La exención rige específicamente para aquellas cuentas bancarias utilizadas con exclusividad por empresas dedicadas a los servicios electrónicos de pagos y cobranzas por cuenta de terceros, lo que representa un alivio de costos sustancial para un holding tecnológico que ya cuenta con regímenes fiscales promocionales vigentes.
El sector de las criptomonedas es otro de los grandes ganadores de la reforma. El decreto incorpora un beneficio fiscal explícito para las cuentas corrientes operadas por los Proveedores de Servicios de Activos Virtuales (PSAV), con la condición de que se encuentren debidamente inscriptos en el registro de la CNV y ante la Agencia de Regulación y Control Aduanero (ARCA, ex AFIP).
Este cambio normativo revierte las disposiciones del Decreto 796 de 2021, que había gravado con el tratamiento general de la alícuota a las transacciones con criptoactivos. Asimismo, la medida alcanza a las empresas emisoras de tarjetas de crédito y débito para los movimientos vinculados a financiamiento y obligaciones negociables, y a las transportadoras de caudales reguladas por el Banco Central en sus cuentas destinadas a la rendición de fondos recaudados.

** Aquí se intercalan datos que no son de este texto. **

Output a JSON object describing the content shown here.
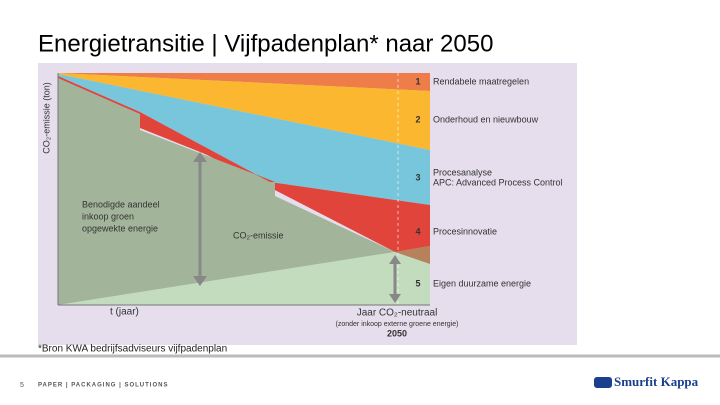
{
  "header": {
    "title": "Energietransitie | Vijfpadenplan* naar 2050"
  },
  "diagram": {
    "y_axis_label": "CO₂-emissie (ton)",
    "x_axis_label": "t (jaar)",
    "paths": [
      {
        "number": "1",
        "lines": [
          "Rendabele maatregelen"
        ]
      },
      {
        "number": "2",
        "lines": [
          "Onderhoud en nieuwbouw"
        ]
      },
      {
        "number": "3",
        "lines": [
          "Procesanalyse",
          "APC: Advanced Process Control"
        ]
      },
      {
        "number": "4",
        "lines": [
          "Procesinnovatie"
        ]
      },
      {
        "number": "5",
        "lines": [
          "Eigen duurzame energie"
        ]
      }
    ],
    "annotation_green": [
      "Benodigde aandeel",
      "inkoop groen",
      "opgewekte energie"
    ],
    "annotation_emission": "CO₂-emissie",
    "neutral_year": {
      "label": "Jaar CO₂-neutraal",
      "note": "(zonder inkoop externe groene energie)",
      "year": "2050"
    }
  },
  "footnote": "*Bron KWA bedrijfsadviseurs vijfpadenplan",
  "footer": {
    "page": "5",
    "tagline": "PAPER | PACKAGING | SOLUTIONS",
    "logo": "Smurfit Kappa"
  }
}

La publicación del decreto reavivó una fuerte polémica política y económica debido al marcado contraste con el tratamiento fiscal que reciben los sectores productivos tradicionales.
Analistas del mercado y referentes de la oposición, como el especialista tributario Guillermo Michel y el exlegislador Alejandro «Topo» Rodríguez, calificaron la medida como una concesión de privilegio hacia corporaciones con alta capacidad de lobby.
Cuestionaron que mientras las grandes plataformas digitales y las firmas cripto son eximidas, las Pequeñas y Medianas Empresas (Pymes), los pequeños comerciantes, productores agropecuarios y profesionales independientes continúan soportando el impacto del gravamen, que alcanza una alícuota general de hasta el 1,2% por el circuito completo de débito y crédito.
Este malestar en el entramado Pyme se profundiza tras la reciente marcha atrás de la CNV con la Resolución General 1139. Dicha norma permitía originalmente a las empresas endosar cheques físicos y electrónicos de forma ilimitada hacia cuentas comitentes de sociedades de bolsa, abriendo un canal legal para eludir el costo del impuesto al cheque en la caja diaria.
Sin embargo, apenas una semana después de su implementación, el propio organismo regulador repuso el límite de solo dos pagos diarios por cliente alegando razones de trazabilidad, cerrando así una ventana de alivio financiero que el sector comercial consideraba vital para su subsistencia y competitividad.